Mortgage Bailouts
July 24, 2008 2 Comments

I’ve been thinking a lot about the mortgage bailouts after seeing the bill offered by Congress yesterday. Despite the fact that I handle about $12 million per year in revenue for my company, I don’t consider myself an economic expert by any means. I’m just REALLY good with Excel. (Normally if I need advice on money matters I turn to my brother, the accountant. Remember, I thought I’d be doing this for the rest of my life.) Still, I think this issue has actually been covered enough in the media that I feel like I am somewhat informed on it and so I’ll throw in my two cents.
Initially, when the public began to get its head around this disaster it became clear that this was a sort of ‘perfect storm’ in that there were failures and mistakes made by everyone in the lending process. Borrowers, lenders and the companies that bought the mortgages later were all complicit in this mess. My attitude was to let the market sort this out. The lenders would lose billions because they loaned money to people they shouldn’t have. The borrowers would lose the homes they never should have purchased. Everyone would have learned their lesson and hopefully this wouldn’t happen again.
Then Freddy Mac and Fannie Mae started having trouble. While I still believe that leaving them to the fate of their poor judgement would have eventually worked itself out, how much damage would have been done in the meantime? Because neither kept the amount of capital on hand that other lending institutions normally would, my understanding is that both companies have heavy investments all over the market. So if they are allowed to go under or be severely weakened, it could send a ripple effect through the entire economy that could take years to recover from.
So now we have a bailout. The President pushed for helping the two giant lenders on the grounds that it was vital to the health of our economy in the short term. On that point I agree. Democrats countered this request by demanding that borrowers facing foreclosure be helped as well. I’m less enthusiastic about this part of the plan because I think these folks are the ones that are going to have the most trouble learning this lesson. But it seems fair in light of the govt helping the lenders.
The cost? According to the piece I heard on NPR yesterday, the foreclosure bailout will cost less than $1 billion because the government is only guaranteeing the new loans, not actually giving them. This also makes it easier to support this decision.

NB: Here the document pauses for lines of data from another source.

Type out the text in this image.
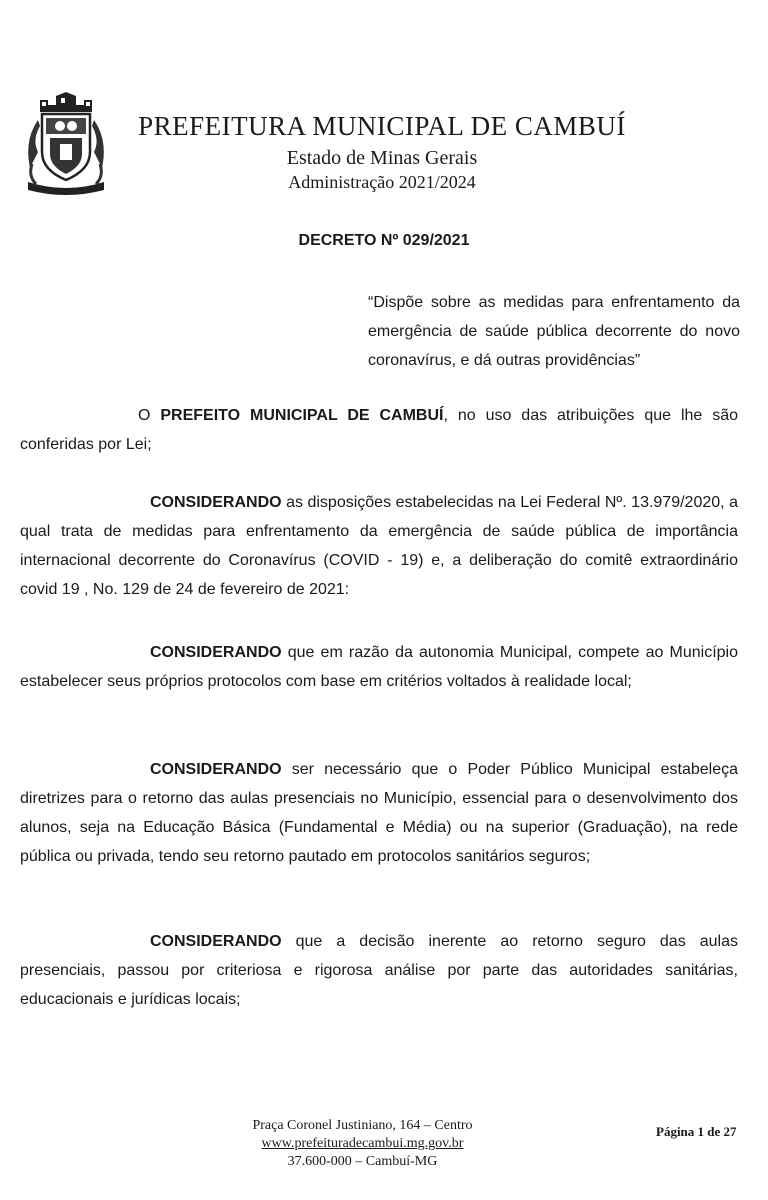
PREFEITURA MUNICIPAL DE CAMBUÍ
Estado de Minas Gerais
Administração 2021/2024
DECRETO Nº 029/2021
“Dispõe sobre as medidas para enfrentamento da emergência de saúde pública decorrente do novo coronavírus, e dá outras providências”
O PREFEITO MUNICIPAL DE CAMBUÍ, no uso das atribuições que lhe são conferidas por Lei;
CONSIDERANDO as disposições estabelecidas na Lei Federal Nº. 13.979/2020, a qual trata de medidas para enfrentamento da emergência de saúde pública de importância internacional decorrente do Coronavírus (COVID - 19) e, a deliberação do comitê extraordinário covid 19 , No. 129 de 24 de fevereiro de 2021:
CONSIDERANDO que em razão da autonomia Municipal, compete ao Município estabelecer seus próprios protocolos com base em critérios voltados à realidade local;
CONSIDERANDO ser necessário que o Poder Público Municipal estabeleça diretrizes para o retorno das aulas presenciais no Município, essencial para o desenvolvimento dos alunos, seja na Educação Básica (Fundamental e Média) ou na superior (Graduação), na rede pública ou privada, tendo seu retorno pautado em protocolos sanitários seguros;
CONSIDERANDO que a decisão inerente ao retorno seguro das aulas presenciais, passou por criteriosa e rigorosa análise por parte das autoridades sanitárias, educacionais e jurídicas locais;
Praça Coronel Justiniano, 164 – Centro
www.prefeituradecambui.mg.gov.br
37.600-000 – Cambuí-MG
Página 1 de 27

For the main details of the plan, I turn to NPR:
A look at what the bill would do:
- Give the Treasury Department the power to extend Fannie Mae and Freddie Mac an unspecified line of credit and to buy their stock, if necessary, to prop up the mortgage companies. The two companies back or own $5 trillion in U.S. mortgages – nearly half the nation’s total.
- Allow qualified homeowners facing foreclosure to apply for lower fixed-rate, 30-year mortgages backed by loan guarantees from the Federal Housing Administration. The original lenders would have to agree to take a loss on their loans.
- Create an independent regulator to oversee Fannie Mae and Freddie Mac. The regulator could establish minimum capital requirements for the two companies and limits on their portfolios. It would also have approval power over the pay packages of Fannie Mae and Freddie Mac executives.
I like the oversight that the lenders will now have and I like that the plan also forces the lenders to take a loss on helping the borrowers, which will re-enforce the financial penalty for their mistakes. Hopefully with time this crisis will be a good lesson for America that we have to take our borrowing (and lending) more seriously. I continue to wonder if something like this is on the horizon for the credit card companies as well.


Hello, Progressive Conservative.
You pretty much mailed my own position there– let the market sort it out so that everyone involved will learn their lesson.
The problem with that is that there were an awful lot of people that were misled, and some of that rises to fraud.
I think the package that passed was a bit over-reaching. I don’t care for it. I think no legislation at all would be a preferable alternative.
Not so sure on this, but I was under the impression that these two entities bought mainly FHA and VA loans.
And if you’ve never heard of NACA, you need to. These are the old style leftists where the left is concerned with economic oppression. Good people.
Neighborhood Assistance Corporation of America, a non-profit group. http://www.naca.com
I defintiely think some lenders were predatory and there needs to be a reckoning there. I’m inclined to think the financial repurcussions are enough, but maybe not.
I would like to see borrowers suffer a bit, not out of cruelty but because it’s the best way for them to learn not to do this again.